Opening the debate, Jo Cox, MP for Batley and Spen, said that while attainment in the capital had surged “with the targeted support and investment” of the London Challenge project, Yorkshire is now the worst performing area in the country.
She said this disparity was a disgrace, adding: “It is now clear that where you are born has become a more powerful predictive factor of your performance at school than any other... Tragically for our children, the region has gone from the fifth lowest achieving in the 1970s to the worst in England today, with nearly a quarter of pupils attending schools that are rated less than good.”
She said this was despite the tireless effort and dedication of teachers, parents and pupils.

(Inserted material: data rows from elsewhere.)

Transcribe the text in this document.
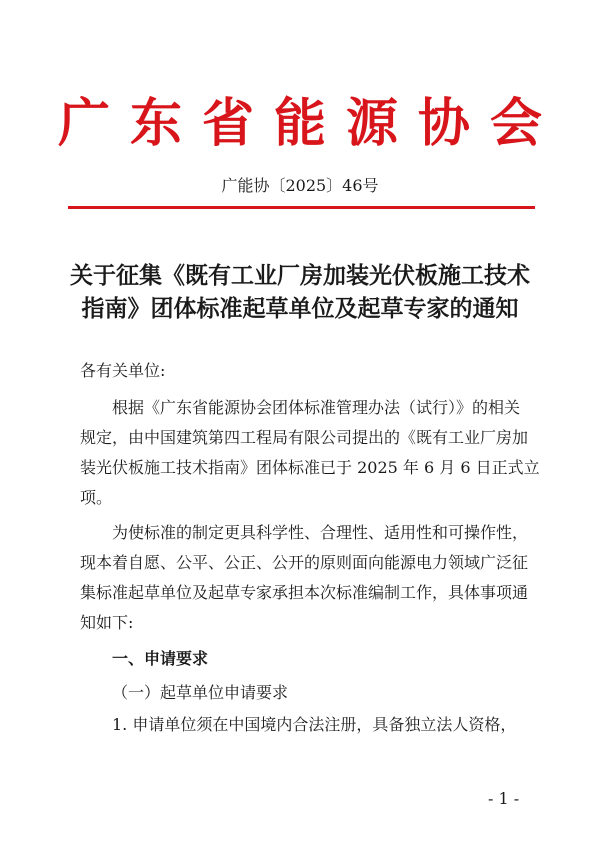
广东省能源协会
广能协〔2025〕46号
关于征集《既有工业厂房加装光伏板施工技术
指南》团体标准起草单位及起草专家的通知
各有关单位:
根据《广东省能源协会团体标准管理办法（试行）》的相关
规定，由中国建筑第四工程局有限公司提出的《既有工业厂房加
装光伏板施工技术指南》团体标准已于 2025 年 6 月 6 日正式立
项。
为使标准的制定更具科学性、合理性、适用性和可操作性，
现本着自愿、公平、公正、公开的原则面向能源电力领域广泛征
集标准起草单位及起草专家承担本次标准编制工作，具体事项通
知如下:
一、申请要求
（一）起草单位申请要求
1. 申请单位须在中国境内合法注册，具备独立法人资格，
- 1 -
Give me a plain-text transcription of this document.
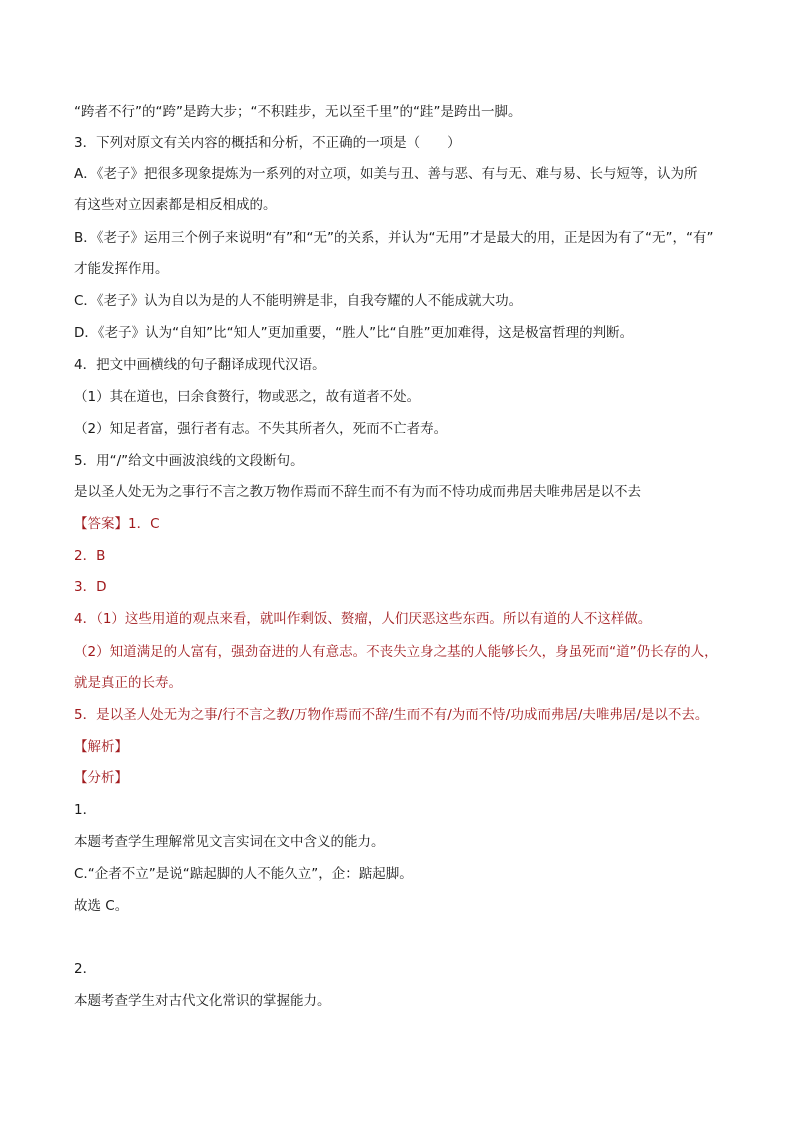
“跨者不行”的“跨”是跨大步；“不积跬步，无以至千里”的“跬”是跨出一脚。
3．下列对原文有关内容的概括和分析，不正确的一项是（　　）
A．《老子》把很多现象提炼为一系列的对立项，如美与丑、善与恶、有与无、难与易、长与短等，认为所
有这些对立因素都是相反相成的。
B．《老子》运用三个例子来说明“有”和“无”的关系，并认为“无用”才是最大的用，正是因为有了“无”，“有”
才能发挥作用。
C．《老子》认为自以为是的人不能明辨是非，自我夸耀的人不能成就大功。
D．《老子》认为“自知”比“知人”更加重要，“胜人”比“自胜”更加难得，这是极富哲理的判断。
4．把文中画横线的句子翻译成现代汉语。
（1）其在道也，曰余食赘行，物或恶之，故有道者不处。
（2）知足者富，强行者有志。不失其所者久，死而不亡者寿。
5．用“/”给文中画波浪线的文段断句。
是以圣人处无为之事行不言之教万物作焉而不辞生而不有为而不恃功成而弗居夫唯弗居是以不去
【答案】1．C
2．B
3．D
4．（1）这些用道的观点来看，就叫作剩饭、赘瘤，人们厌恶这些东西。所以有道的人不这样做。
（2）知道满足的人富有，强劲奋进的人有意志。不丧失立身之基的人能够长久，身虽死而“道”仍长存的人，
就是真正的长寿。
5．是以圣人处无为之事/行不言之教/万物作焉而不辞/生而不有/为而不恃/功成而弗居/夫唯弗居/是以不去。
【解析】
【分析】
1．
本题考查学生理解常见文言实词在文中含义的能力。
C.“企者不立”是说“踮起脚的人不能久立”，企：踮起脚。
故选 C。
2．
本题考查学生对古代文化常识的掌握能力。
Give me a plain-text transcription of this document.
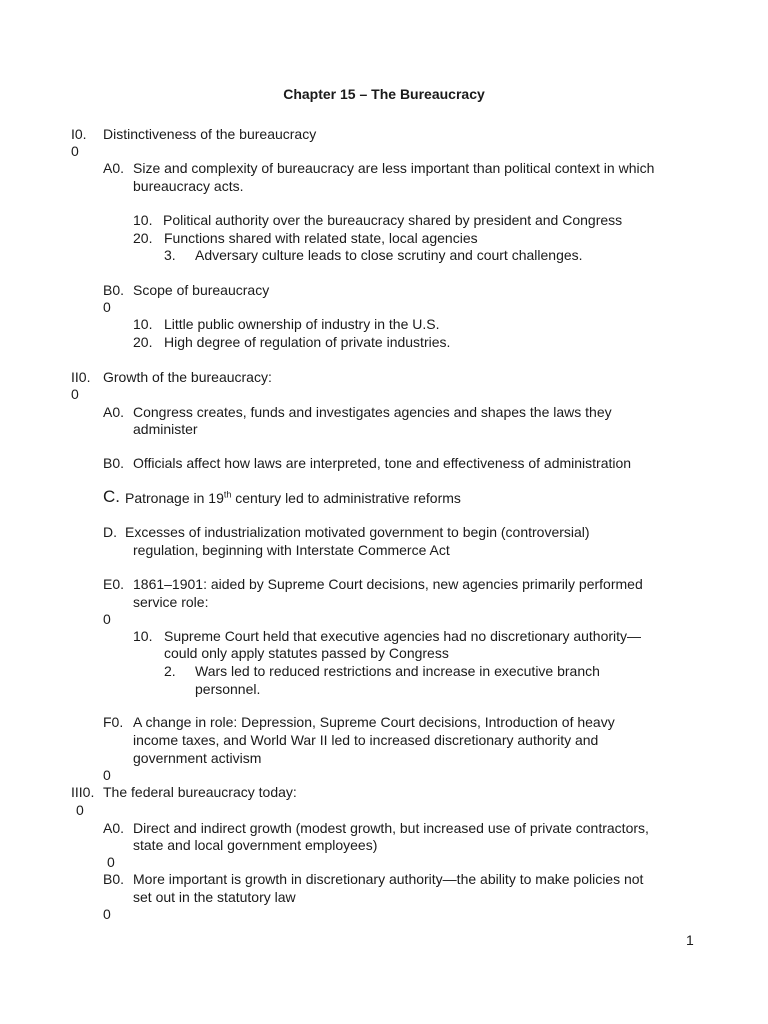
Chapter 15 – The Bureaucracy
I0. Distinctiveness of the bureaucracy
0
A0. Size and complexity of bureaucracy are less important than political context in which
bureaucracy acts.
10. Political authority over the bureaucracy shared by president and Congress
20. Functions shared with related state, local agencies
3. Adversary culture leads to close scrutiny and court challenges.
B0. Scope of bureaucracy
0
10. Little public ownership of industry in the U.S.
20. High degree of regulation of private industries.
II0. Growth of the bureaucracy:
0
A0. Congress creates, funds and investigates agencies and shapes the laws they
administer
B0. Officials affect how laws are interpreted, tone and effectiveness of administration
C. Patronage in 19th century led to administrative reforms
D. Excesses of industrialization motivated government to begin (controversial)
regulation, beginning with Interstate Commerce Act
E0. 1861–1901: aided by Supreme Court decisions, new agencies primarily performed
service role:
0
10. Supreme Court held that executive agencies had no discretionary authority—
could only apply statutes passed by Congress
2. Wars led to reduced restrictions and increase in executive branch
personnel.
F0. A change in role: Depression, Supreme Court decisions, Introduction of heavy
income taxes, and World War II led to increased discretionary authority and
government activism
0
III0. The federal bureaucracy today:
0
A0. Direct and indirect growth (modest growth, but increased use of private contractors,
state and local government employees)
0
B0. More important is growth in discretionary authority—the ability to make policies not
set out in the statutory law
0
1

MPs called for the success of the London Challenge – which received government investment and is credited with transforming standards in the capital – to be replicated in the North.
Mrs Cox said: “What has worked in London can work elsewhere. It can work in Yorkshire. But it will need real investment and sustained political commitment. It is time for a new, bold and ambitious target to end the postcode lottery in educational attainment. We have a duty to make sure every child has access to the best possible education. It should not matter where you are born.”
The cross party debate was led by Mrs Cox, Greg Mulholland, the Liberal Democrat MP for Leeds North West and Martin Vickers, the Conservative MP for Cleethorpes.
In the Budget the government announced a new Northern Powerhouse schools strategy backed by £20m a year. Chancellor George Osborne said Sir Nick Weller, the chief executive of the Bradford-based Dixons Academies, would report on how schools in the North of England could be turned around in the same way that has happened with London’s education system.
Barnsley’s Labour MP, Dan Jarvis, said he was disappointed by the lack of detail that has been forthcoming from the government about this plan. He noted that the strategy was not mentioned at all in the government’s new education White Paper.
MPs from all sides of the debate praised the work of teachers in the region.
Mr Vickers said he did not want to paint a bad picture but added that a report from the Social Market Foundation, showed marked disparities between regions, “with over 70 per cent of pupils in London achieving five good GCSEs compared to 63 per cent in Yorkshire”.
Mrs Cox said that there had been 30 years of neglect by government, which Mr Vickers suggested divided the blame equally between the political parties. Schools Minister Nick Gibb said that since 2010 there were 209 more good and outstanding schools in Yorkshire.